Is the geometry outside of OpenGL ES Frustum also rendered?


I am developing a game for iPhone using OpenGL ES as drawing api. I am drawing a whole big world in a single draw element. The object is visible according to the frustum.

I want to know what happens to the other part of the object, Is it drawn? Does it affect the FPS?


Solution

  • For any vertex of the scene, the vertex shader has to be ran, so that their coordinates are transformed from model space to clip space.

    After that, primitives which aren't contained in the clipping volume (which means that in clip space they're either outside of the screen or too far or too near) are clipped, so that they aren't processed further and pixel shader won't be ran for them.

    This is the same for OpenGL and OpenGL ES. You can find the details in the OpenGL ES spec (2.13 Primitive Clipping) or in the OpenGL spec (same headline).

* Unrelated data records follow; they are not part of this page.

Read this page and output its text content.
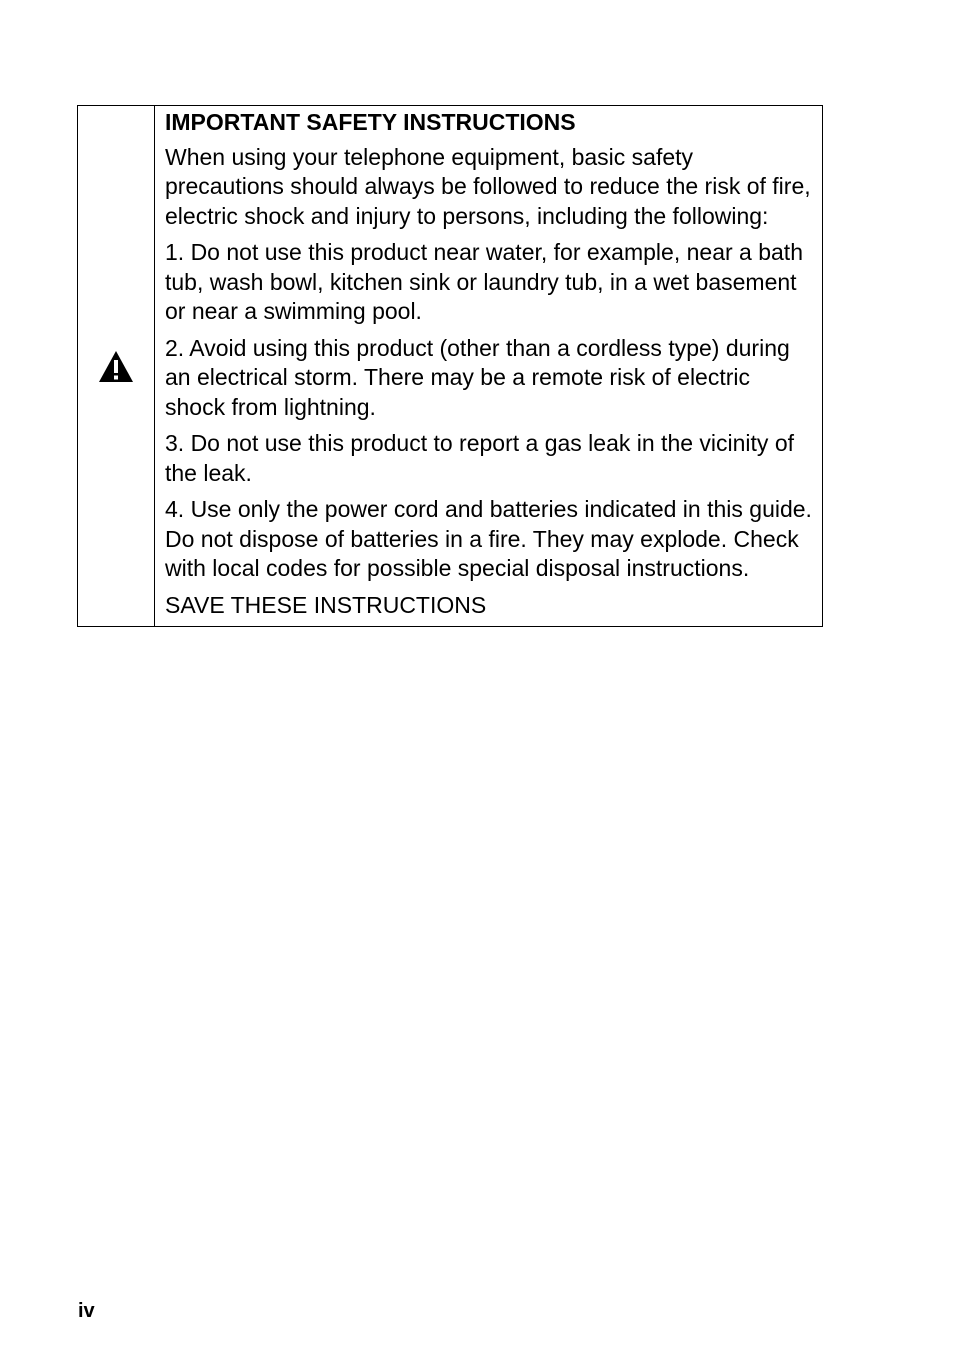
IMPORTANT SAFETY INSTRUCTIONS

When using your telephone equipment, basic safety precautions should always be followed to reduce the risk of fire, electric shock and injury to persons, including the following:

1. Do not use this product near water, for example, near a bath tub, wash bowl, kitchen sink or laundry tub, in a wet basement or near a swimming pool.

2. Avoid using this product (other than a cordless type) during an electrical storm. There may be a remote risk of electric shock from lightning.

3. Do not use this product to report a gas leak in the vicinity of the leak.

4. Use only the power cord and batteries indicated in this guide. Do not dispose of batteries in a fire. They may explode. Check with local codes for possible special disposal instructions.

SAVE THESE INSTRUCTIONS

iv
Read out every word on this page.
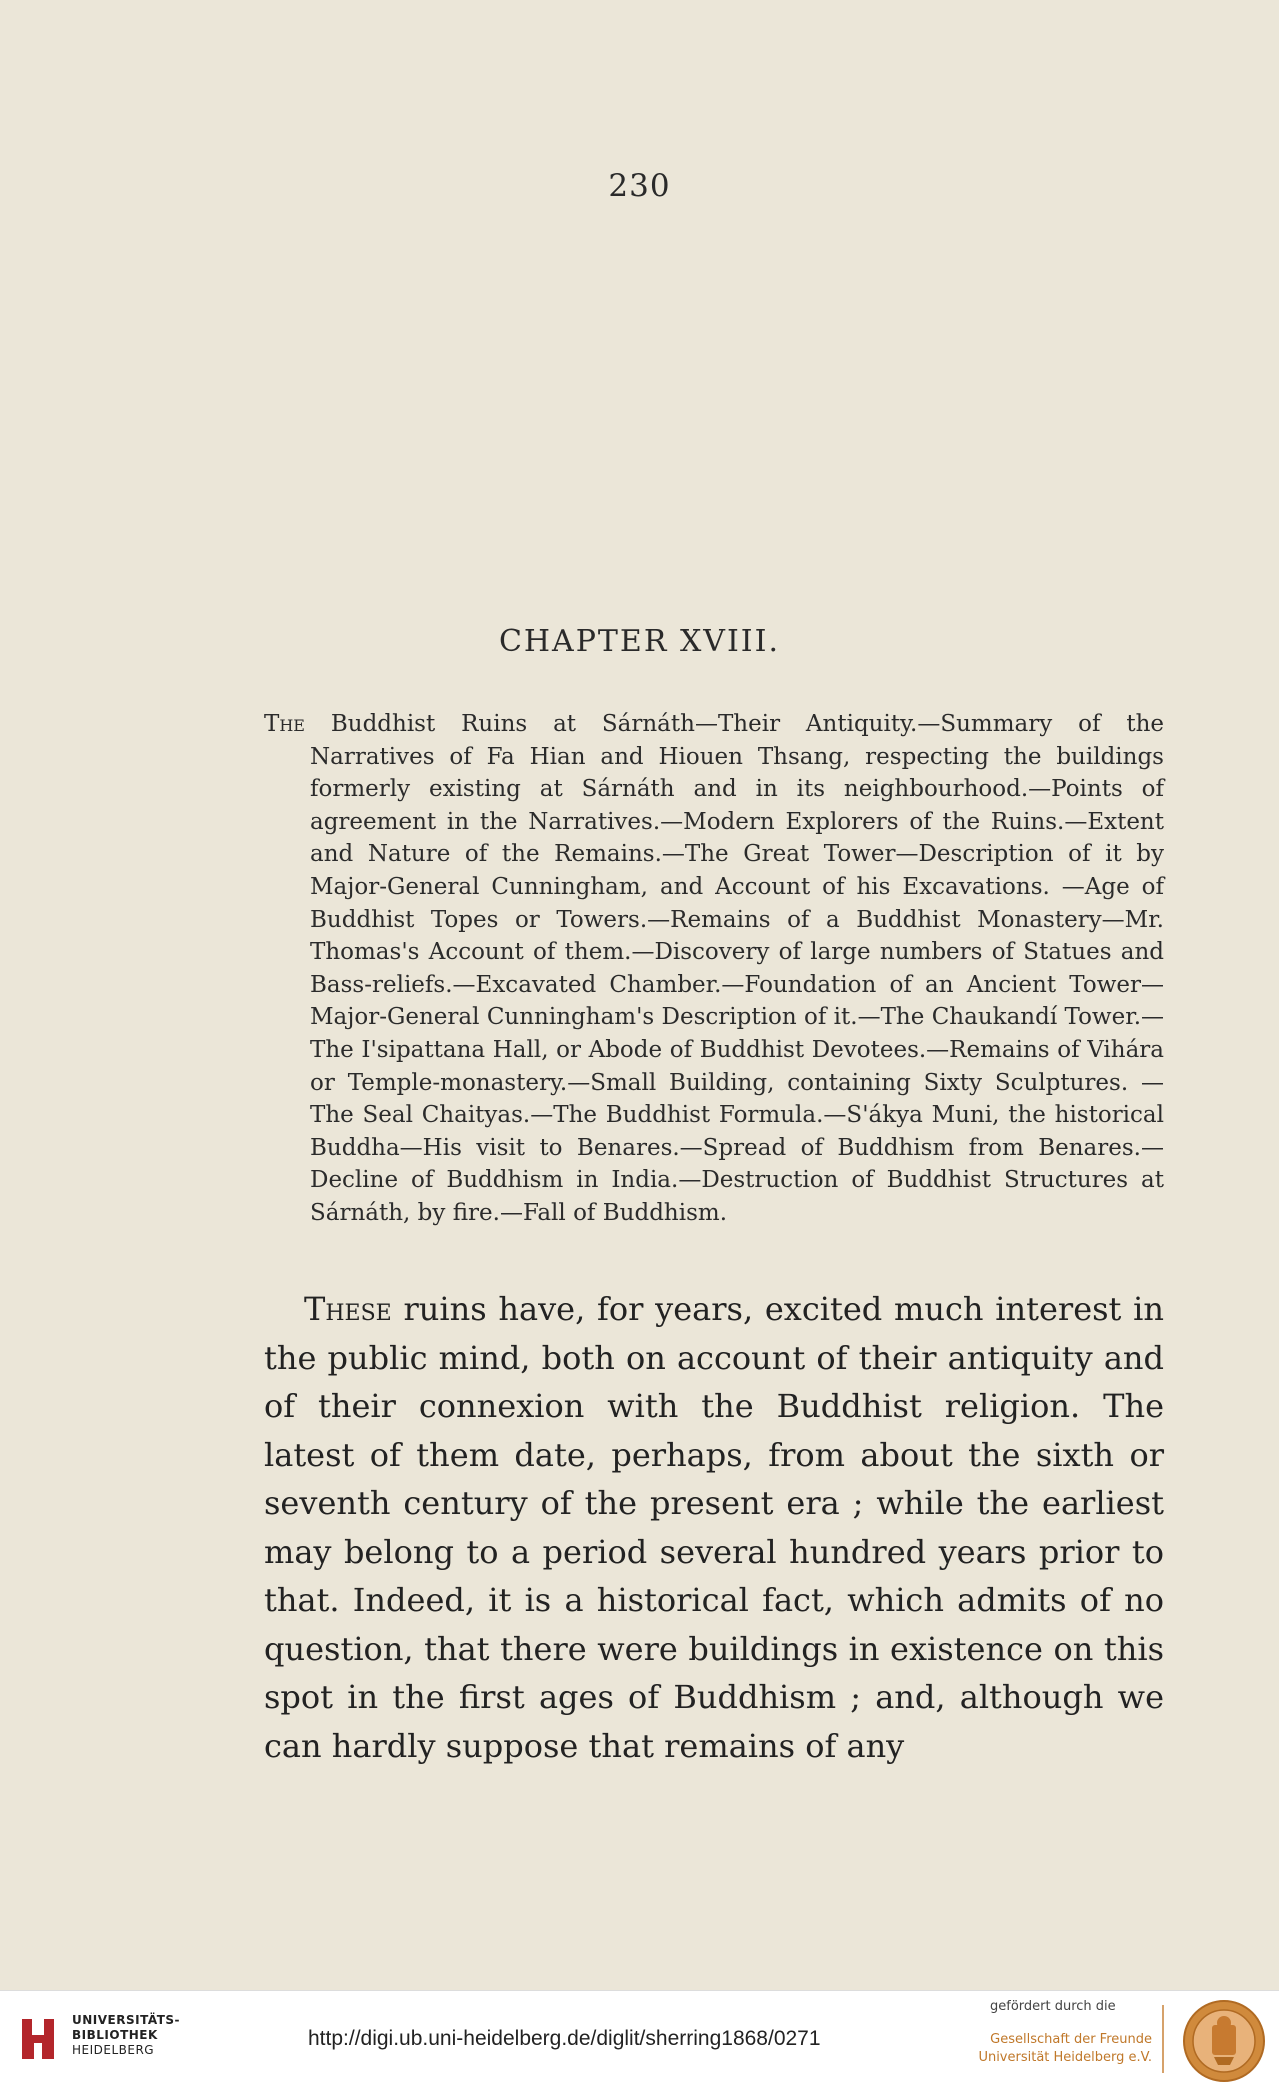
230
CHAPTER XVIII.
The Buddhist Ruins at Sárnáth—Their Antiquity.—Summary of the Narratives of Fa Hian and Hiouen Thsang, respecting the buildings formerly existing at Sárnáth and in its neighbourhood.—Points of agreement in the Narratives.—Modern Explorers of the Ruins.—Extent and Nature of the Remains.—The Great Tower—Description of it by Major-General Cunningham, and Account of his Excavations. —Age of Buddhist Topes or Towers.—Remains of a Buddhist Monastery—Mr. Thomas's Account of them.—Discovery of large numbers of Statues and Bass-reliefs.—Excavated Chamber.—Foundation of an Ancient Tower—Major-General Cunningham's Description of it.—The Chaukandí Tower.—The I'sipattana Hall, or Abode of Buddhist Devotees.—Remains of Vihára or Temple-monastery.—Small Building, containing Sixty Sculptures. — The Seal Chaityas.—The Buddhist Formula.—S'ákya Muni, the historical Buddha—His visit to Benares.—Spread of Buddhism from Benares.—Decline of Buddhism in India.—Destruction of Buddhist Structures at Sárnáth, by fire.—Fall of Buddhism.
These ruins have, for years, excited much interest in the public mind, both on account of their antiquity and of their connexion with the Buddhist religion. The latest of them date, perhaps, from about the sixth or seventh century of the present era ; while the earliest may belong to a period several hundred years prior to that. Indeed, it is a historical fact, which admits of no question, that there were buildings in existence on this spot in the first ages of Buddhism ; and, although we can hardly suppose that remains of any
UNIVERSITÄTS-
BIBLIOTHEK
HEIDELBERG	http://digi.ub.uni-heidelberg.de/diglit/sherring1868/0271
gefördert durch die
Gesellschaft der Freunde
Universität Heidelberg e.V.
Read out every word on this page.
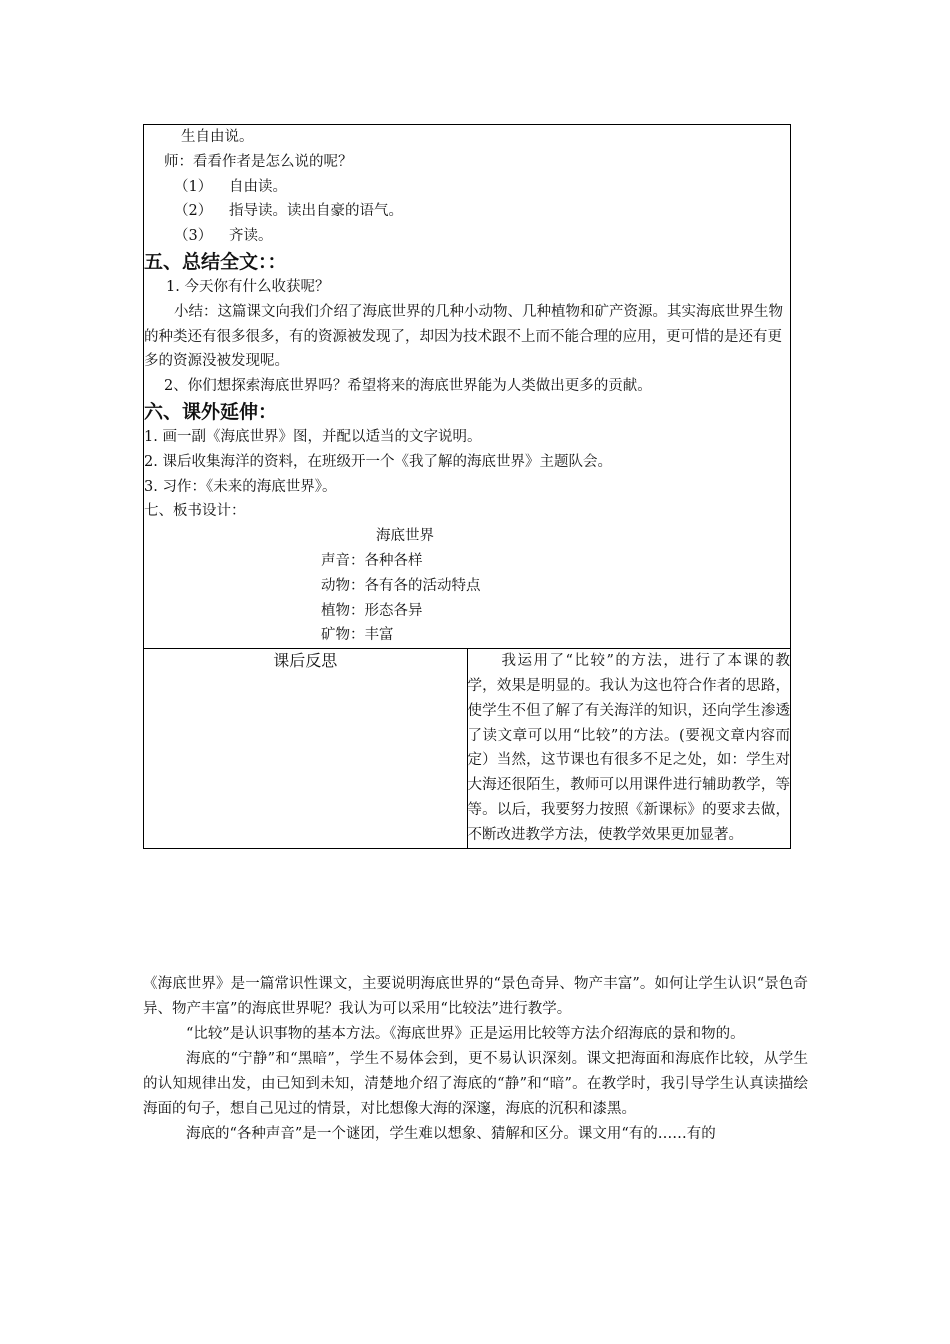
生自由说。
师：看看作者是怎么说的呢？
（1） 自由读。
（2） 指导读。读出自豪的语气。
（3） 齐读。
五、总结全文：：
1. 今天你有什么收获呢？
小结：这篇课文向我们介绍了海底世界的几种小动物、几种植物和矿产资源。其实海底世界生物的种类还有很多很多，有的资源被发现了，却因为技术跟不上而不能合理的应用，更可惜的是还有更多的资源没被发现呢。
2、你们想探索海底世界吗？希望将来的海底世界能为人类做出更多的贡献。
六、课外延伸：
1. 画一副《海底世界》图，并配以适当的文字说明。
2. 课后收集海洋的资料，在班级开一个《我了解的海底世界》主题队会。
3. 习作：《未来的海底世界》。
七、板书设计：
海底世界
声音：各种各样
动物：各有各的活动特点
植物：形态各异
矿物：丰富

课后反思	我运用了“比较”的方法，进行了本课的教学，效果是明显的。我认为这也符合作者的思路，使学生不但了解了有关海洋的知识，还向学生渗透了读文章可以用“比较”的方法。(要视文章内容而定）当然，这节课也有很多不足之处，如：学生对大海还很陌生，教师可以用课件进行辅助教学，等等。以后，我要努力按照《新课标》的要求去做，不断改进教学方法，使教学效果更加显著。

《海底世界》是一篇常识性课文，主要说明海底世界的“景色奇异、物产丰富”。如何让学生认识“景色奇异、物产丰富”的海底世界呢？我认为可以采用“比较法”进行教学。

“比较”是认识事物的基本方法。《海底世界》正是运用比较等方法介绍海底的景和物的。

海底的“宁静”和“黑暗”，学生不易体会到，更不易认识深刻。课文把海面和海底作比较，从学生的认知规律出发，由已知到未知，清楚地介绍了海底的“静”和“暗”。在教学时，我引导学生认真读描绘海面的句子，想自己见过的情景，对比想像大海的深邃，海底的沉积和漆黑。

海底的“各种声音”是一个谜团，学生难以想象、猜解和区分。课文用“有的……有的
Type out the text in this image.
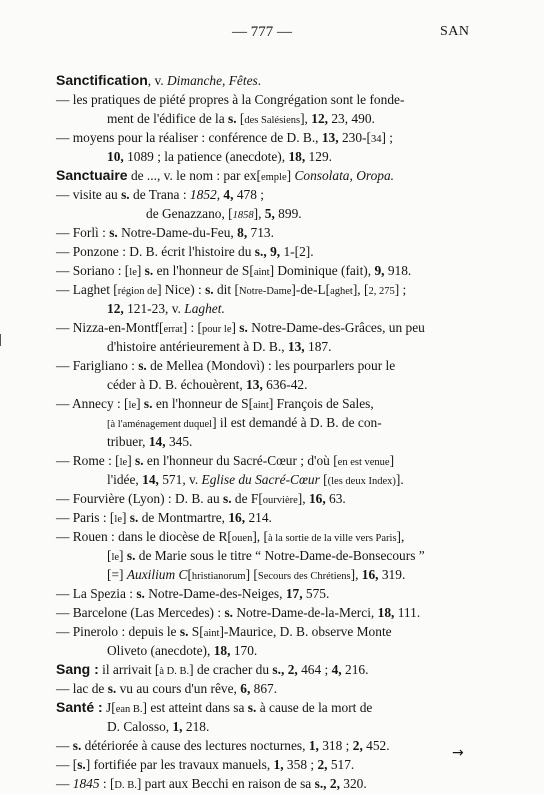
— 777 —	SAN
Sanctification, v. Dimanche, Fêtes.
— les pratiques de piété propres à la Congrégation sont le fonde-
ment de l'édifice de la s. [des Salésiens], 12, 23, 490.
— moyens pour la réaliser : conférence de D. B., 13, 230-[34] ;
10, 1089 ; la patience (anecdote), 18, 129.
Sanctuaire de ..., v. le nom : par ex[emple] Consolata, Oropa.
— visite au s. de Trana : 1852, 4, 478 ;
de Genazzano, [1858], 5, 899.
— Forlì : s. Notre-Dame-du-Feu, 8, 713.
— Ponzone : D. B. écrit l'histoire du s., 9, 1-[2].
— Soriano : [le] s. en l'honneur de S[aint] Dominique (fait), 9, 918.
— Laghet [région de] Nice) : s. dit [Notre-Dame]-de-L[aghet], [2, 275] ;
12, 121-23, v. Laghet.
— Nizza-en-Montf[errat] : [pour le] s. Notre-Dame-des-Grâces, un peu
d'histoire antérieurement à D. B., 13, 187.
— Farigliano : s. de Mellea (Mondovì) : les pourparlers pour le
céder à D. B. échouèrent, 13, 636-42.
— Annecy : [le] s. en l'honneur de S[aint] François de Sales,
[à l'aménagement duquel] il est demandé à D. B. de con-
tribuer, 14, 345.
— Rome : [le] s. en l'honneur du Sacré-Cœur ; d'où [en est venue]
l'idée, 14, 571, v. Eglise du Sacré-Cœur [(les deux Index)].
— Fourvière (Lyon) : D. B. au s. de F[ourvière], 16, 63.
— Paris : [le] s. de Montmartre, 16, 214.
— Rouen : dans le diocèse de R[ouen], [à la sortie de la ville vers Paris],
[le] s. de Marie sous le titre “ Notre-Dame-de-Bonsecours ”
[=] Auxilium C[hristianorum] [Secours des Chrétiens], 16, 319.
— La Spezia : s. Notre-Dame-des-Neiges, 17, 575.
— Barcelone (Las Mercedes) : s. Notre-Dame-de-la-Merci, 18, 111.
— Pinerolo : depuis le s. S[aint]-Maurice, D. B. observe Monte
Oliveto (anecdote), 18, 170.
Sang : il arrivait [à D. B.] de cracher du s., 2, 464 ; 4, 216.
— lac de s. vu au cours d'un rêve, 6, 867.
Santé : J[ean B.] est atteint dans sa s. à cause de la mort de
D. Calosso, 1, 218.
— s. détériorée à cause des lectures nocturnes, 1, 318 ; 2, 452.
— [s.] fortifiée par les travaux manuels, 1, 358 ; 2, 517.
— 1845 : [D. B.] part aux Becchi en raison de sa s., 2, 320.
→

    This means that having lots of geometry, of which most is outside of the frustum, will affect your rendering time a bit, but much less than if all the geometry was actually rendered. Only per-vertex transformations need to be done; rasterization and per-pixel operations (fragment shader, actual write to framebuffer) won't be executed for them.

    This also implies that if you do many per-vertex operations and less per-pixel operations, then it may be more important to write an additional visibility tests for your scene.